The government rejected most of the negative criticism. The DfES said that the database would only contain basic information and "will certainly not be including any information on children's diet or school attainment". Laming had said that information for every child needs to be kept so that they would not be at risk. The government denied any possibility of function creep. They rebutted the concerns over privacy, with a spokesman for the DfES saying "we are conscious of the need to respect personal privacy". Hodge said that the database would be secure, that it would not undermine child protection and that it would help various agencies share information. Hughes said that the database would be secure and that "we are confident we are doing all we could to ensure security". The government said that they were confident that the database complied with the Data Protection Act and the Human Rights Act.
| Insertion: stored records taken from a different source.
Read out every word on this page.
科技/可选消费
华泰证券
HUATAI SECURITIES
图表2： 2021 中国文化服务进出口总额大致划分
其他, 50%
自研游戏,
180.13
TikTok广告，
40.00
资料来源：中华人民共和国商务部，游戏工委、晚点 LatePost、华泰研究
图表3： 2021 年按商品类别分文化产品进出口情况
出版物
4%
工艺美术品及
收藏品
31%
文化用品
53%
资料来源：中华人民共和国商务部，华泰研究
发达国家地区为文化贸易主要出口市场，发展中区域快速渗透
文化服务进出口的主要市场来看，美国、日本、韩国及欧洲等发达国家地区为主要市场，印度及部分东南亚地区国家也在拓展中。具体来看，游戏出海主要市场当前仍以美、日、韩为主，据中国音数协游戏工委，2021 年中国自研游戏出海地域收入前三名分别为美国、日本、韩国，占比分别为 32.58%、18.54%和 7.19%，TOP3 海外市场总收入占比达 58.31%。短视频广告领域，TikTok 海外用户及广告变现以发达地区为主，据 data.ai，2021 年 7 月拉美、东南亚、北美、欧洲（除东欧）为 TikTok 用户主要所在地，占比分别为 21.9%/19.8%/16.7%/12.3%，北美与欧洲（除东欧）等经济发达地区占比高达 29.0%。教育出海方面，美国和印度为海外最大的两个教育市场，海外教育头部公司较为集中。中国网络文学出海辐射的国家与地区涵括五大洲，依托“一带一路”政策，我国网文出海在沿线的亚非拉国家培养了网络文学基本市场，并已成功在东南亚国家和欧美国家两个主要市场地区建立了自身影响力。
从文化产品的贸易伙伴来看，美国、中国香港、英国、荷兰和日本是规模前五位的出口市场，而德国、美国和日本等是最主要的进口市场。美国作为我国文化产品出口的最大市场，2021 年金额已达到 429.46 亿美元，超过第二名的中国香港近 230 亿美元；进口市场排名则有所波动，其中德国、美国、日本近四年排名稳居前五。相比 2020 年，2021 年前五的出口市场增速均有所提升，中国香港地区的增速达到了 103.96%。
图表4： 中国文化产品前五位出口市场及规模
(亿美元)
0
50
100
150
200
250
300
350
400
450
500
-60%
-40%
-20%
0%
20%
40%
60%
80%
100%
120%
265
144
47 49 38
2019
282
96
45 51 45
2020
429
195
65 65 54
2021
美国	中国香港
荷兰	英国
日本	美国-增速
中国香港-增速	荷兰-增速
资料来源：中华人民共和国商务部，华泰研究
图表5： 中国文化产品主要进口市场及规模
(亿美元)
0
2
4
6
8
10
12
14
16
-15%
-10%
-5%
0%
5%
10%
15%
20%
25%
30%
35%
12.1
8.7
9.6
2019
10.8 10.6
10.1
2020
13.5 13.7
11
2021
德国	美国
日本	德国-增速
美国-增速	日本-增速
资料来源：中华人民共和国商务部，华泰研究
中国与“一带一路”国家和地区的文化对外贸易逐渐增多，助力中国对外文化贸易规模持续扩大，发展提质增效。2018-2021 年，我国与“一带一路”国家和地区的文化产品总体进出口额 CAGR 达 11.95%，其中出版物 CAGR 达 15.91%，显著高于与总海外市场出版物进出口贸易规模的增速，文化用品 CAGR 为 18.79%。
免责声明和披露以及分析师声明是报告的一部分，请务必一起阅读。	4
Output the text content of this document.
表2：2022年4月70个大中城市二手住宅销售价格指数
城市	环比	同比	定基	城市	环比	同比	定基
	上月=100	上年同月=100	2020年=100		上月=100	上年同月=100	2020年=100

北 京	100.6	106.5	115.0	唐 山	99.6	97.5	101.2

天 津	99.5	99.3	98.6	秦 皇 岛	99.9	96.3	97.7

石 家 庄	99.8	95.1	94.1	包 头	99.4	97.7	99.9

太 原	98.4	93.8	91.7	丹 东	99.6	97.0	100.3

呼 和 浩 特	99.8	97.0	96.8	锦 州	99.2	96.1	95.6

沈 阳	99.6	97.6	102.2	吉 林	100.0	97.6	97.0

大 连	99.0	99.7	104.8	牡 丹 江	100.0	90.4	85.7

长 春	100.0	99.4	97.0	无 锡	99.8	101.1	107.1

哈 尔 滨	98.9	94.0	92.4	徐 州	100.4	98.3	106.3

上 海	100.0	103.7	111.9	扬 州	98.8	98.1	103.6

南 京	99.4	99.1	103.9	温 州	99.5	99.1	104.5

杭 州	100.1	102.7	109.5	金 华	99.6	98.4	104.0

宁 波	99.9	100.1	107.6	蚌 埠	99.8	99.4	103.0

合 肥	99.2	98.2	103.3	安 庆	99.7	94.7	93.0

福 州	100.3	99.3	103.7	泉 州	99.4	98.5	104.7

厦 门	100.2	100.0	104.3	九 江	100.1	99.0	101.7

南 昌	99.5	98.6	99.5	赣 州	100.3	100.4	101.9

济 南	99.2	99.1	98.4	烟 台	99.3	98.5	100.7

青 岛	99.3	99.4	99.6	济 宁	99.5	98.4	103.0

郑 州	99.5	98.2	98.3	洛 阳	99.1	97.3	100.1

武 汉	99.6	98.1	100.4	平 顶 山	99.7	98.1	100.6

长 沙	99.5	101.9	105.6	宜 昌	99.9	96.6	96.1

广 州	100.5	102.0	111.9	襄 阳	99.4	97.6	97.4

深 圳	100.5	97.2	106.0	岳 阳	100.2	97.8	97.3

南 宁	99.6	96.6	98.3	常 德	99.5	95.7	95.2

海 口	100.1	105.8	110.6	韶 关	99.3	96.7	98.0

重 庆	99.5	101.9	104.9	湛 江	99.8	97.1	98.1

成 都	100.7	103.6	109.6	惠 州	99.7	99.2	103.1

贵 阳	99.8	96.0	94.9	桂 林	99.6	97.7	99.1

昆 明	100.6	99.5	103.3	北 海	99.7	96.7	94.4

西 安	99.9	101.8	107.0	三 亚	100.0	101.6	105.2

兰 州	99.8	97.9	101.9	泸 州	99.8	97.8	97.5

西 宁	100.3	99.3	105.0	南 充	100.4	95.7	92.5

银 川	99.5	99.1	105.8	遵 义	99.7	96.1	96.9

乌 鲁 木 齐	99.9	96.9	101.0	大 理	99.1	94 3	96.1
Paul Ennals, chief executive of the National Children's Bureau, said, "the index is a proportionate response to a continuing problem and any action that helps reduce the number of children who slip through the net must be welcome".

With the publication of the accreditation procedures for organisations to access ContactPoint, it became clear that the vast majority of voluntary organisations would not have been able to access ContactPoint. This meant that the majority of organisations that work with children or young people e.g. sports groups, uniformed groups and faith groups, would not be able to register their involvement, representing a real challenge for practitioners who wanted to see who was working with a particular child or young person.